— Вы говорите, в тюрьме ? — переспросил Огастин Франца. — Человек, который ни больше ни меньше как застрелил этого самого, как его там, просто-напросто сидит в тюрьме ? Почему же его не казнили?
— А его казнили, — жестко произнес Вальтер, все больше и больше раздражаясь от того, что его прерывают. — Так, во всяком случае, они полагали: пять пуль всадили ему в шею и в челюсть и проволокли, пиная ногами, через улицу… Однако вернемся к тому, что было со мной в «Байришер-Хоф»…
Но тут кузина Адель откашлялась, издав горлом какой-то звук, похожий на хрип часов, когда они собираются бить, и в первый раз за весь ужин взяла слово.

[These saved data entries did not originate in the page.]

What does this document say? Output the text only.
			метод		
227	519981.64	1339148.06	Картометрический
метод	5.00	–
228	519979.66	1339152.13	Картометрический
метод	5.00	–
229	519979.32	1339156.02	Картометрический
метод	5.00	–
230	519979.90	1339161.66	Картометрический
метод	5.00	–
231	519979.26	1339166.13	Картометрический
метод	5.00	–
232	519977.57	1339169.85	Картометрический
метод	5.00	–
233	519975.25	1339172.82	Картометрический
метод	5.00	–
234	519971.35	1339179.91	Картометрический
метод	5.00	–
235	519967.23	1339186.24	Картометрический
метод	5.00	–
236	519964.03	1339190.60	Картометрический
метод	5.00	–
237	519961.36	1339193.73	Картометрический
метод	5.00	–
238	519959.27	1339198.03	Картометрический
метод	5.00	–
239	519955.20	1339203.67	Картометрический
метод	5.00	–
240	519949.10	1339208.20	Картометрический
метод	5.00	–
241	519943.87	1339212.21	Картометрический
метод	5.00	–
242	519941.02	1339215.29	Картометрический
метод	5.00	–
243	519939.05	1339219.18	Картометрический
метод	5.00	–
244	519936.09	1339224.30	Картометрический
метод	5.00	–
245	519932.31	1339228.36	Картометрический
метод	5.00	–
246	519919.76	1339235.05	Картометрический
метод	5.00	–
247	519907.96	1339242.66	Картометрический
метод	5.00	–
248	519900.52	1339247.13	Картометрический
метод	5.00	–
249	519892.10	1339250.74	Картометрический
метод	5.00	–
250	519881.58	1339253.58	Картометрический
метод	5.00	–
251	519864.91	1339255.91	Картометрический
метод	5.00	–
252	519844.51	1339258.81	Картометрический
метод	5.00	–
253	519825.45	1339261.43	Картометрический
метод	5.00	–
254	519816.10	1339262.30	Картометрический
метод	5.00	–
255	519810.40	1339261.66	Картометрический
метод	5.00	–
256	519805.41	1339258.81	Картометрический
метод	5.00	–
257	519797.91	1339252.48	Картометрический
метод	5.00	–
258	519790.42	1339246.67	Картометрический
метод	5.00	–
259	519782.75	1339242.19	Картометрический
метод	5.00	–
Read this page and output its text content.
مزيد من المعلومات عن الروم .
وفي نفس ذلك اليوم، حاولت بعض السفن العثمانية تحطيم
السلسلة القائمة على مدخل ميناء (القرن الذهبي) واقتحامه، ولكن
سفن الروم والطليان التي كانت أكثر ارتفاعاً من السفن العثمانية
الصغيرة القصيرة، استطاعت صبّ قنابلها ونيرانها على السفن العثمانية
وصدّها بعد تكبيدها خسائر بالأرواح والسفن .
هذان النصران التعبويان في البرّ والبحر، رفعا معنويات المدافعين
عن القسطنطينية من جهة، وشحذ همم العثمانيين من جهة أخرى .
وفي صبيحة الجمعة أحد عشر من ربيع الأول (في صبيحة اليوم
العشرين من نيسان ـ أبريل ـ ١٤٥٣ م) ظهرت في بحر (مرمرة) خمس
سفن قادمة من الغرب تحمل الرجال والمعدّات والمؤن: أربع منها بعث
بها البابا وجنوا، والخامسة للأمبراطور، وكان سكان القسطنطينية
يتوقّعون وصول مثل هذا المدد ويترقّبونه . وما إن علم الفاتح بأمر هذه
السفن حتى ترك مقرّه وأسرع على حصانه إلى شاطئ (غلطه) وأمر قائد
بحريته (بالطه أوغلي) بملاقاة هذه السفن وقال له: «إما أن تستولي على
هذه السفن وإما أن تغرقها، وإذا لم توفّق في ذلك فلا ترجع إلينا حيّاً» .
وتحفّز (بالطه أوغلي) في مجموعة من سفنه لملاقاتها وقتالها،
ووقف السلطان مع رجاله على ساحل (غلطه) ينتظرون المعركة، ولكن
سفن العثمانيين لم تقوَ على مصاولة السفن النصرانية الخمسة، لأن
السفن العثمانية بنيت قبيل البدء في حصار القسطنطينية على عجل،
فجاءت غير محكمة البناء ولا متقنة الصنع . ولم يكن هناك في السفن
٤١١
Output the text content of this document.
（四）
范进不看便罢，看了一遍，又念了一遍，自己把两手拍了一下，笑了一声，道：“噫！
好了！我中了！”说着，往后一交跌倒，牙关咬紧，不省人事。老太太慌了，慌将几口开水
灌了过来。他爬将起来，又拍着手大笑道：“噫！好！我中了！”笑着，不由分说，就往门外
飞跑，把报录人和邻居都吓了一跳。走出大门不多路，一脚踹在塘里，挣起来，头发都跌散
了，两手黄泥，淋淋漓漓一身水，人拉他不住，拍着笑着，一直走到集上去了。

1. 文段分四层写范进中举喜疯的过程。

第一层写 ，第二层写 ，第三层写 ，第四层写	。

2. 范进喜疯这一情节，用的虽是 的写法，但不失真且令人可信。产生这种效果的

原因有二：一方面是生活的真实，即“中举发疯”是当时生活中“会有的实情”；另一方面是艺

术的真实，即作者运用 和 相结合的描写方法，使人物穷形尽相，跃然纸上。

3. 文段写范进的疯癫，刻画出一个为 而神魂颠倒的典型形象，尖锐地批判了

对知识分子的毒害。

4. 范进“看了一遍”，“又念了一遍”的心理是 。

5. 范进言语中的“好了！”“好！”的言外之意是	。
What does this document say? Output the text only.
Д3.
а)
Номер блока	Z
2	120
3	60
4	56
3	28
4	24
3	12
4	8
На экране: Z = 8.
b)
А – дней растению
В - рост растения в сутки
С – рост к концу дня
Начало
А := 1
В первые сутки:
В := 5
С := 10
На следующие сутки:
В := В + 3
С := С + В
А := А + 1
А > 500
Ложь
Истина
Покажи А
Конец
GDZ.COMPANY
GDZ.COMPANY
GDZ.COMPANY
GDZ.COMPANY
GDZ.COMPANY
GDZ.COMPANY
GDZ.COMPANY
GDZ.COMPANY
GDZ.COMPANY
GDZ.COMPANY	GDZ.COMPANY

— Они стреляли в него, а Тони считал выстрелы, — сказала она, выговаривая английские слова медленно и отчетливо, но без всякого выражения и не сводя глаз с Огастина. — Они стреляли из его собственного револьвера, а он пытался припомнить, сколько там оставалось пуль.
— В «Байришер-Хоф»…
— Одна пуля угодила ему в челюсть над зубом мудрости, — твердо продолжала Адель. — Горло ему залило кровью, он захлебывался, а они пинали его, но он не смел шевельнуться: боялся, что они разорвут его на части, если заметят, что он еще жив, — а ему вдруг страшно захотелось жить. — Рассказывая, она нервно крошила в пальцах кусочки хлеба. — Они втащили его во двор резиденции Эйснера и там бросили, считая, что он мертв. Но он услышал, как один из них сказал, что Эйснер умер раньше него, и возликовал в душе. Потом кто-то перебинтовал ему шею, но повязку почти тут же сорвали.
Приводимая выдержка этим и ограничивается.